In the 3rd century B.C. there were two great powers that were vying for dominance in the western Mediterranean Sea. One of these was Carthage, an established empire centered in northern Africa. The other was the Roman Republic, rising in power and centered on the Italian peninsula. Both of these were seeking to extend their influence in the region, both militarily and economically. As their interests began to overlap, they fought three brutal and costly wars with each other, the Punic Wars. The Second Punic War, the most famous of the three, is known for the Carthaginian general Hannibal invading the Italian peninsula with his war elephants, striking fear into the hearts of Romans, threatening the city of Rome, and occupying and destroying the countryside for fifteen years. After a few initial defeats, the Romans refused to engage Hannibal in direct combat and tried to hold out inside their city walls and hoped to figure out another way to evict Hannibal from their country. Rome stayed strong in the face of this crisis, displaying a remarkable civic spirit and unity in the face of danger. Even as they were faced with destruction, the Romans, as the historian Livy writes, did not breathe a word of peace. They were unified against Carthage, and put aside their personal differences until they could defeat their enemies.
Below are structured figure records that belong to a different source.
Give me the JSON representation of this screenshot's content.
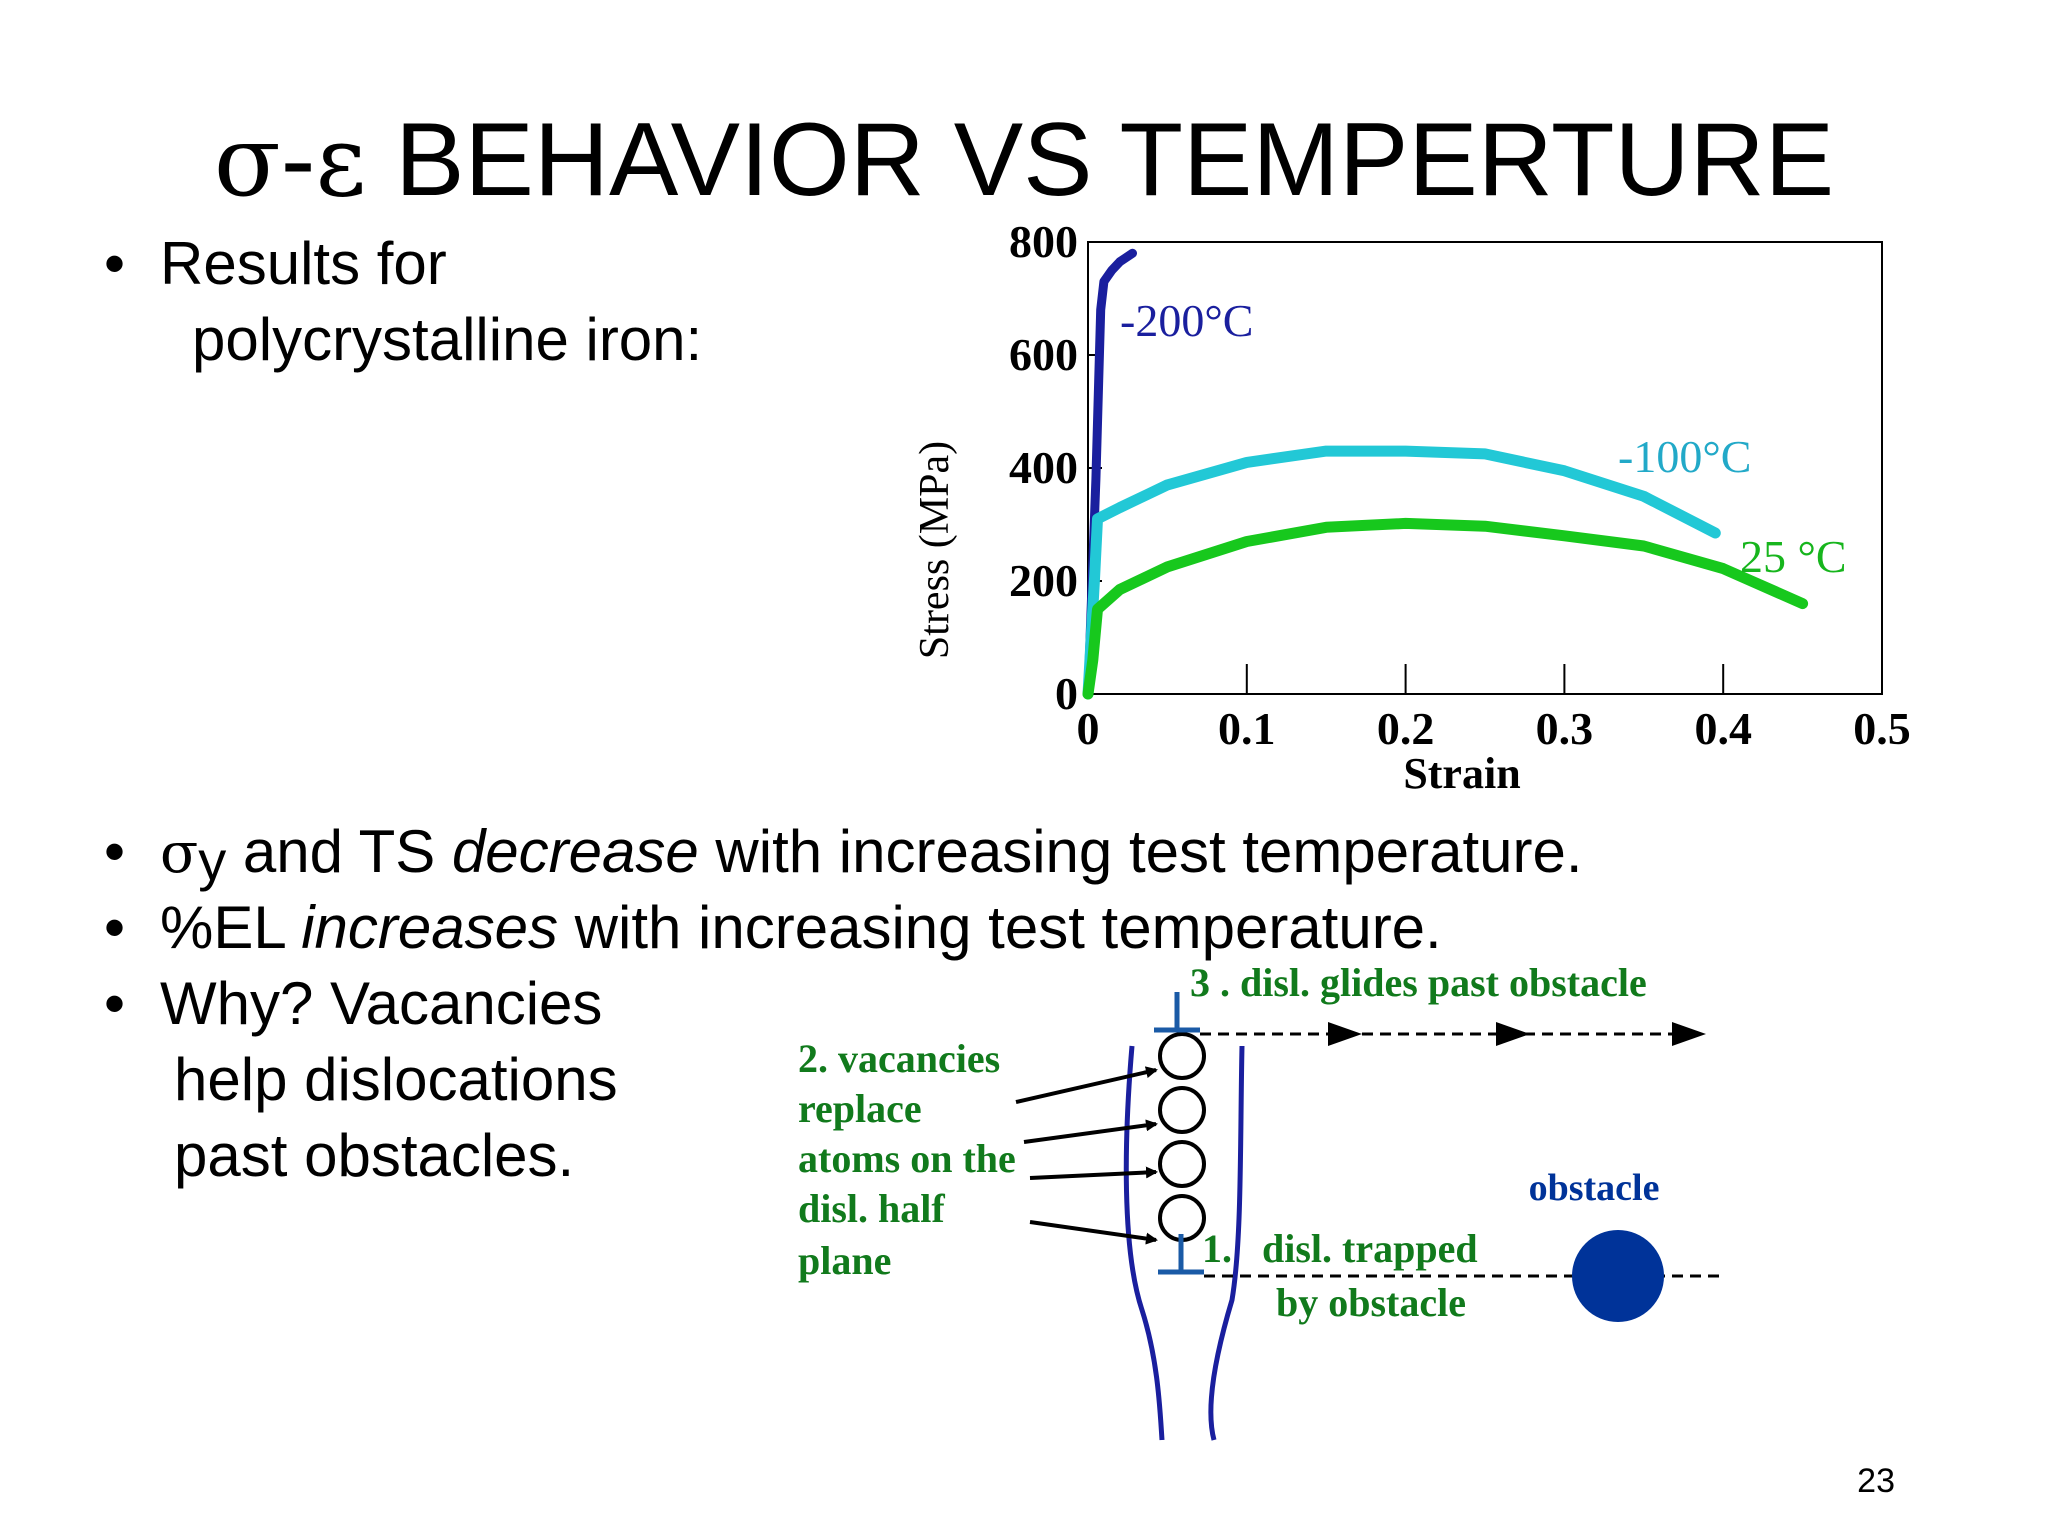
{
  "title": {
    "sigma": "σ",
    "dash": "-",
    "epsilon": "ε",
    "text": " BEHAVIOR VS TEMPERTURE"
  },
  "bullets": {
    "results_line1": "Results for",
    "results_line2": "polycrystalline iron:",
    "b2_sigma": "σ",
    "b2_sub": "y",
    "b2_pre": " and TS ",
    "b2_em": "decrease",
    "b2_post": " with increasing test temperature.",
    "b3_pre": "%EL ",
    "b3_em": "increases",
    "b3_post": " with increasing test temperature.",
    "why_line1": "Why?  Vacancies",
    "why_line2": "help dislocations",
    "why_line3": "past obstacles."
  },
  "chart_data": {
    "type": "line",
    "xlabel": "Strain",
    "ylabel": "Stress (MPa)",
    "xlim": [
      0,
      0.5
    ],
    "ylim": [
      0,
      800
    ],
    "x_ticks": [
      "0",
      "0.1",
      "0.2",
      "0.3",
      "0.4",
      "0.5"
    ],
    "y_ticks": [
      "0",
      "200",
      "400",
      "600",
      "800"
    ],
    "series": [
      {
        "name": "-200°C",
        "color": "#1a1f9e",
        "points": [
          [
            0,
            0
          ],
          [
            0.005,
            380
          ],
          [
            0.008,
            680
          ],
          [
            0.01,
            730
          ],
          [
            0.015,
            750
          ],
          [
            0.02,
            765
          ],
          [
            0.028,
            780
          ]
        ]
      },
      {
        "name": "-100°C",
        "color": "#22c8d6",
        "points": [
          [
            0,
            0
          ],
          [
            0.004,
            200
          ],
          [
            0.006,
            310
          ],
          [
            0.02,
            330
          ],
          [
            0.05,
            370
          ],
          [
            0.1,
            410
          ],
          [
            0.15,
            430
          ],
          [
            0.2,
            430
          ],
          [
            0.25,
            425
          ],
          [
            0.3,
            395
          ],
          [
            0.35,
            350
          ],
          [
            0.395,
            285
          ]
        ]
      },
      {
        "name": "25 °C",
        "color": "#17c81d",
        "points": [
          [
            0,
            0
          ],
          [
            0.003,
            60
          ],
          [
            0.006,
            150
          ],
          [
            0.02,
            185
          ],
          [
            0.05,
            225
          ],
          [
            0.1,
            270
          ],
          [
            0.15,
            295
          ],
          [
            0.2,
            302
          ],
          [
            0.25,
            297
          ],
          [
            0.3,
            280
          ],
          [
            0.35,
            262
          ],
          [
            0.4,
            222
          ],
          [
            0.45,
            160
          ]
        ]
      }
    ]
  },
  "diagram": {
    "label3": "3 .  disl. glides past obstacle",
    "label2_line1": "2. vacancies",
    "label2_line2": "replace",
    "label2_line3": "atoms on the",
    "label2_line4": "disl. half",
    "label2_line5": "plane",
    "label1_num": "1.",
    "label1_line1": "disl. trapped",
    "label1_line2": "by obstacle",
    "obstacle_label": "obstacle",
    "obstacle_color": "#003399",
    "label_color": "#117a1c",
    "line_color": "#1a1f9e"
  },
  "page_number": "23"
}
Eventually they did defeat Hannibal and Carthage, and in 146 B.C. Carthage was destroyed and the Roman Republic came to dominate the region as the sole power left.
The Republic’s people had showed unity and strength when they were threatened, and that unity allowed them to ultimately prevail. The common threat had tied the citizens together, but the citizens were now faced with a world without threats. As Cato the Elder warned, “What was to become of Rome, when she should no longer have any state to fear?” The cooperation of the Roman people deteriorated without an enemy to defeat, and internal dissension eventually tore the Republic apart, replacing it with a Caesar and an empire in 27 B.C. The destruction of the Republic was a long, slow process, but it began when the Roman Republic found itself in a world of unipolarity. In their destruction, the Carthaginians had a much more damaging effect to the Roman Republic than they ever did while alive.
What does this have to do with anything current? Everything. Josef Joffe, as a way of proving the U.S. was not in decline, pointed out that all of the prophecies about U.S. decline made since the 1950’s had proven false. That is true, but could it be that the destruction of a hegemonic power sometimes takes much longer than a decade or two, as with the Roman Republic?
Or could it be that another superpower may not challenge the U.S. anytime soon, but the relative safety of a unipolar world might have damaging internal effects and threaten our republican government? It is easy for citizens to put aside their differences and rally together against a perceivable, identifiable, and genuinely threatening enemy, such as the Soviets were during the Cold War. While unity was not always present, notably during the Vietnam War, people were genuinely afraid of the Soviets. However, with the Soviets gone and with the new threats to the U.S. being much more ambiguous and hard to identify, such as terrorism, will division inside of U.S. society come to the surface and slowly weaken the system of government, and unravel the republic? The position of the U.S. as the lone superpower may yet prove to be stable, but it might ultimately endanger the U.S. Republic.
The collapse of the Soviet Union may, like with Carthage, cause destruction to their enemies long after they are gone by unleashing internal dissent. Time will tell if this is the case, but the U.S. would be wise to remember the fate of another republic who found itself alone at the top of a unipolar world.